With 71% of European utilities and telecoms providers having invested in AI for CX, NLU is the next obvious step for enhanced integration. However, with nearly four in ten European business executives identifying that training AI models takes too much time, they increasingly turn to expert partners to manage this continuous process.
Strategic NLU will redefine CX
Evolving AI for CX is not a mere tactic – it’s now a core strategy. In the next two years, over nine in ten European executives plan on investing more in these technologies, with the majority saying it will undoubtedly contribute to performance.

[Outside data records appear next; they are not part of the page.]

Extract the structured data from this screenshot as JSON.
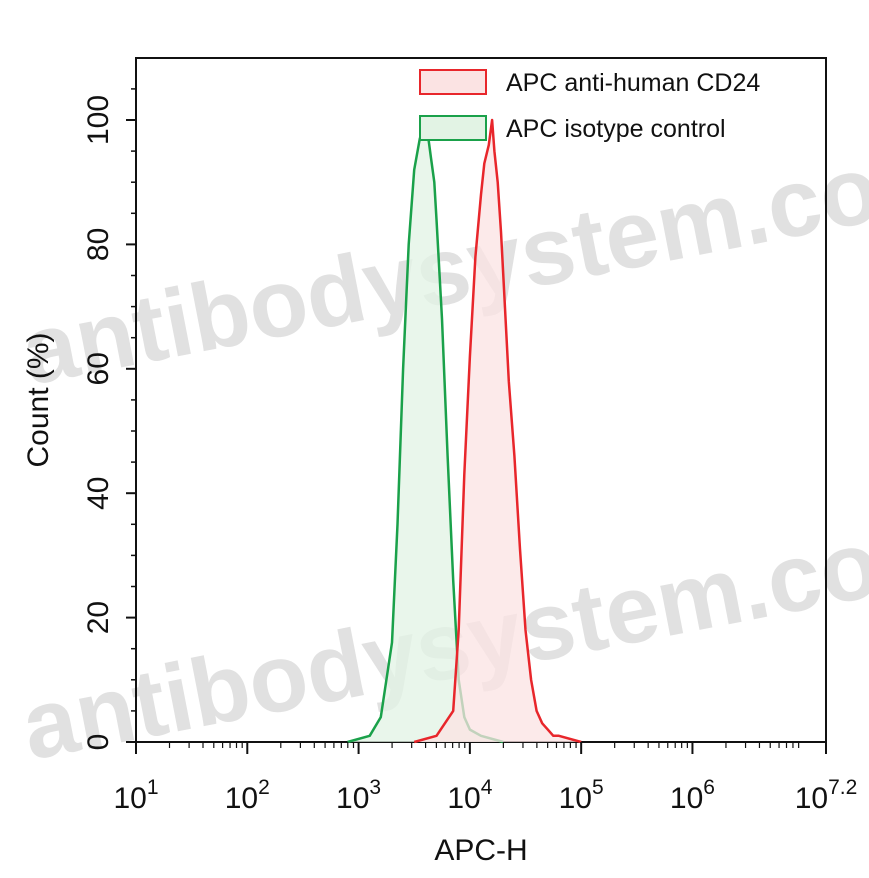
{
  "watermark": "antibodysystem.com",
  "chart_data": {
    "type": "area",
    "xlabel": "APC-H",
    "ylabel": "Count (%)",
    "xscale": "log10",
    "xlim_exponent": [
      1,
      7.2
    ],
    "ylim": [
      0,
      100
    ],
    "x_ticks": [
      {
        "base": "10",
        "exp": "1",
        "value_exp": 1
      },
      {
        "base": "10",
        "exp": "2",
        "value_exp": 2
      },
      {
        "base": "10",
        "exp": "3",
        "value_exp": 3
      },
      {
        "base": "10",
        "exp": "4",
        "value_exp": 4
      },
      {
        "base": "10",
        "exp": "5",
        "value_exp": 5
      },
      {
        "base": "10",
        "exp": "6",
        "value_exp": 6
      },
      {
        "base": "10",
        "exp": "7.2",
        "value_exp": 7.2
      }
    ],
    "y_ticks": [
      "0",
      "20",
      "40",
      "60",
      "80",
      "100"
    ],
    "legend_position": "top-right",
    "series": [
      {
        "name": "APC anti-human CD24",
        "stroke": "#e8262b",
        "fill": "#fbe3e3",
        "x_log10": [
          3.5,
          3.7,
          3.85,
          3.9,
          3.95,
          4.0,
          4.05,
          4.1,
          4.13,
          4.17,
          4.2,
          4.22,
          4.25,
          4.28,
          4.3,
          4.35,
          4.4,
          4.45,
          4.5,
          4.55,
          4.6,
          4.65,
          4.7,
          4.75,
          4.8,
          5.0
        ],
        "values": [
          0,
          1,
          5,
          18,
          43,
          62,
          78,
          88,
          93,
          96,
          100,
          95,
          90,
          82,
          75,
          58,
          46,
          31,
          18,
          10,
          5,
          3,
          2,
          1,
          1,
          0
        ]
      },
      {
        "name": "APC isotype control",
        "stroke": "#1aa14a",
        "fill": "#e2f3e4",
        "x_log10": [
          2.9,
          3.1,
          3.2,
          3.3,
          3.35,
          3.4,
          3.45,
          3.5,
          3.55,
          3.6,
          3.62,
          3.65,
          3.68,
          3.7,
          3.75,
          3.8,
          3.85,
          3.9,
          3.95,
          4.0,
          4.1,
          4.3
        ],
        "values": [
          0,
          1,
          4,
          16,
          35,
          60,
          80,
          92,
          97,
          100,
          98,
          94,
          90,
          84,
          68,
          46,
          26,
          10,
          4,
          2,
          1,
          0
        ]
      }
    ]
  }
}
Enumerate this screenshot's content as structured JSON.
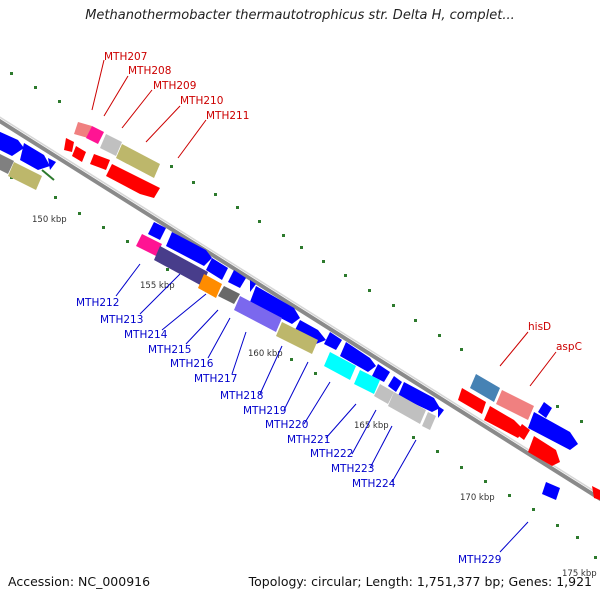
{
  "title": "Methanothermobacter thermautotrophicus str. Delta H, complet...",
  "footer": {
    "accession": "Accession: NC_000916",
    "topology": "Topology: circular; Length: 1,751,377 bp; Genes: 1,921"
  },
  "colors": {
    "forward_label": "#cc0000",
    "reverse_label": "#0000cc",
    "backbone": "#808080"
  },
  "ticks": [
    "150 kbp",
    "155 kbp",
    "160 kbp",
    "165 kbp",
    "170 kbp",
    "175 kbp"
  ],
  "forward_genes": [
    "MTH207",
    "MTH208",
    "MTH209",
    "MTH210",
    "MTH211",
    "hisD",
    "aspC"
  ],
  "reverse_genes": [
    "MTH212",
    "MTH213",
    "MTH214",
    "MTH215",
    "MTH216",
    "MTH217",
    "MTH218",
    "MTH219",
    "MTH220",
    "MTH221",
    "MTH222",
    "MTH223",
    "MTH224",
    "MTH229"
  ]
}
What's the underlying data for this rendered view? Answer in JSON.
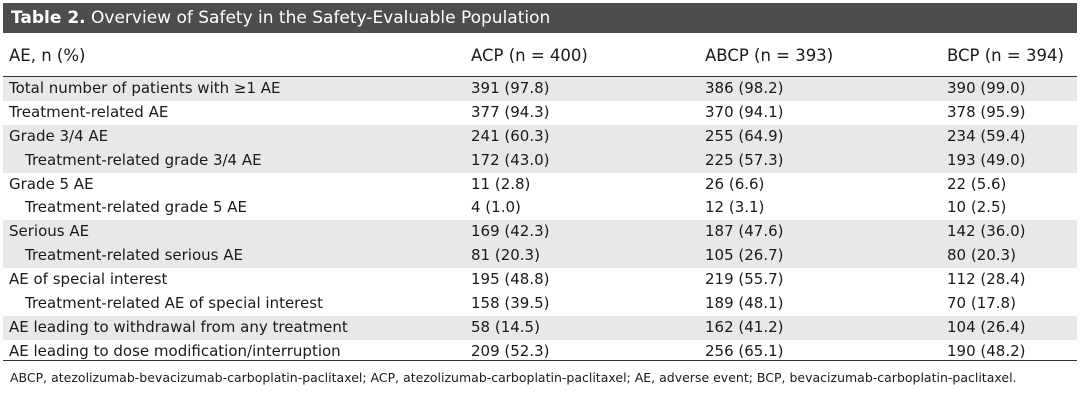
{
  "title": {
    "label": "Table 2.",
    "text": "Overview of Safety in the Safety-Evaluable Population"
  },
  "columns": [
    "AE, n (%)",
    "ACP (n = 400)",
    "ABCP (n = 393)",
    "BCP (n = 394)"
  ],
  "rows": [
    {
      "label": "Total number of patients with ≥1 AE",
      "acp": "391 (97.8)",
      "abcp": "386 (98.2)",
      "bcp": "390 (99.0)"
    },
    {
      "label": "Treatment-related AE",
      "acp": "377 (94.3)",
      "abcp": "370 (94.1)",
      "bcp": "378 (95.9)"
    },
    {
      "label": "Grade 3/4 AE",
      "acp": "241 (60.3)",
      "abcp": "255 (64.9)",
      "bcp": "234 (59.4)"
    },
    {
      "label": "Treatment-related grade 3/4 AE",
      "acp": "172 (43.0)",
      "abcp": "225 (57.3)",
      "bcp": "193 (49.0)"
    },
    {
      "label": "Grade 5 AE",
      "acp": "11 (2.8)",
      "abcp": "26 (6.6)",
      "bcp": "22 (5.6)"
    },
    {
      "label": "Treatment-related grade 5 AE",
      "acp": "4 (1.0)",
      "abcp": "12 (3.1)",
      "bcp": "10 (2.5)"
    },
    {
      "label": "Serious AE",
      "acp": "169 (42.3)",
      "abcp": "187 (47.6)",
      "bcp": "142 (36.0)"
    },
    {
      "label": "Treatment-related serious AE",
      "acp": "81 (20.3)",
      "abcp": "105 (26.7)",
      "bcp": "80 (20.3)"
    },
    {
      "label": "AE of special interest",
      "acp": "195 (48.8)",
      "abcp": "219 (55.7)",
      "bcp": "112 (28.4)"
    },
    {
      "label": "Treatment-related AE of special interest",
      "acp": "158 (39.5)",
      "abcp": "189 (48.1)",
      "bcp": "70 (17.8)"
    },
    {
      "label": "AE leading to withdrawal from any treatment",
      "acp": "58 (14.5)",
      "abcp": "162 (41.2)",
      "bcp": "104 (26.4)"
    },
    {
      "label": "AE leading to dose modification/interruption",
      "acp": "209 (52.3)",
      "abcp": "256 (65.1)",
      "bcp": "190 (48.2)"
    }
  ],
  "footnote": "ABCP, atezolizumab-bevacizumab-carboplatin-paclitaxel; ACP, atezolizumab-carboplatin-paclitaxel; AE, adverse event; BCP, bevacizumab-carboplatin-paclitaxel.",
  "colors": {
    "title_bg": "#4d4d4d",
    "row_shade": "#e8e8e8"
  }
}
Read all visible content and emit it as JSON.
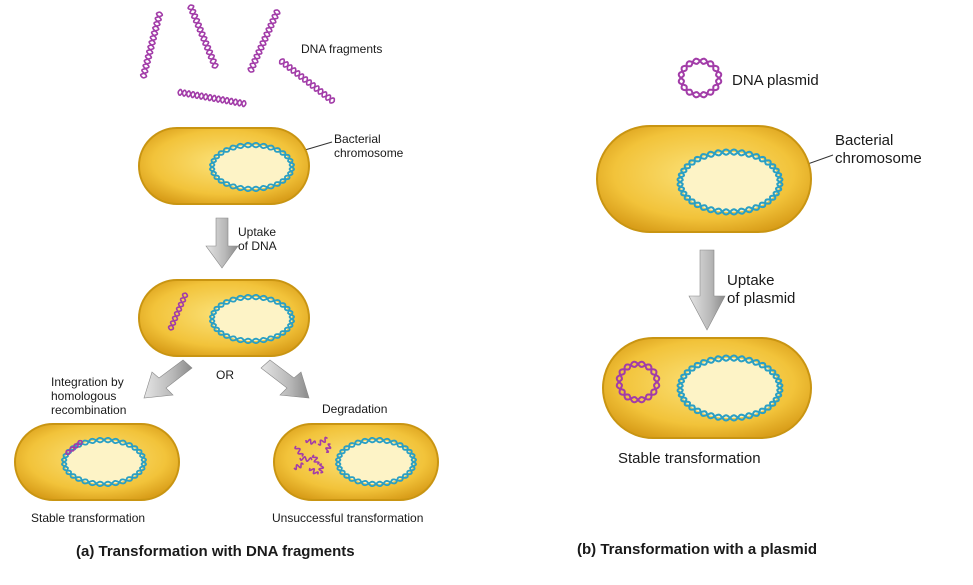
{
  "panel_a": {
    "dna_fragments_label": "DNA fragments",
    "bacterial_chromosome_label": [
      "Bacterial",
      "chromosome"
    ],
    "uptake_label": [
      "Uptake",
      "of DNA"
    ],
    "or_label": "OR",
    "integration_label": [
      "Integration by",
      "homologous",
      "recombination"
    ],
    "degradation_label": "Degradation",
    "stable_label": "Stable transformation",
    "unsuccessful_label": "Unsuccessful transformation",
    "caption": "(a) Transformation with DNA fragments"
  },
  "panel_b": {
    "plasmid_label": "DNA plasmid",
    "bacterial_chromosome_label": [
      "Bacterial",
      "chromosome"
    ],
    "uptake_label": [
      "Uptake",
      "of plasmid"
    ],
    "stable_label": "Stable transformation",
    "caption": "(b) Transformation with a plasmid"
  },
  "colors": {
    "cell_outer": "#d9a820",
    "cell_inner": "#f6cf4a",
    "chromosome": "#2a9fc4",
    "dna_fragment": "#a23ca8",
    "arrow": "#bdbdbd"
  }
}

This focus on overarching strategy is vital. In a complex, high-volume CX environment, simply automating or adding NLU to singular processes and expecting a successful outcome is unlikely to deliver ROI and could even introduce pain points. CX leaders must strategically target real customer pain points, set clear objectives, define project ownership and standardise ongoing supervision as key to success.
For example, excessive reliance on NLU-driven automation can erode the human touch in customer service, leaving customers feeling undervalued. As with all AI implementations, some issues may require human intervention, and automation should not replace the need for human support entirely. Combining AI with human oversight and intervention can help balance automation and personalised, effective customer support.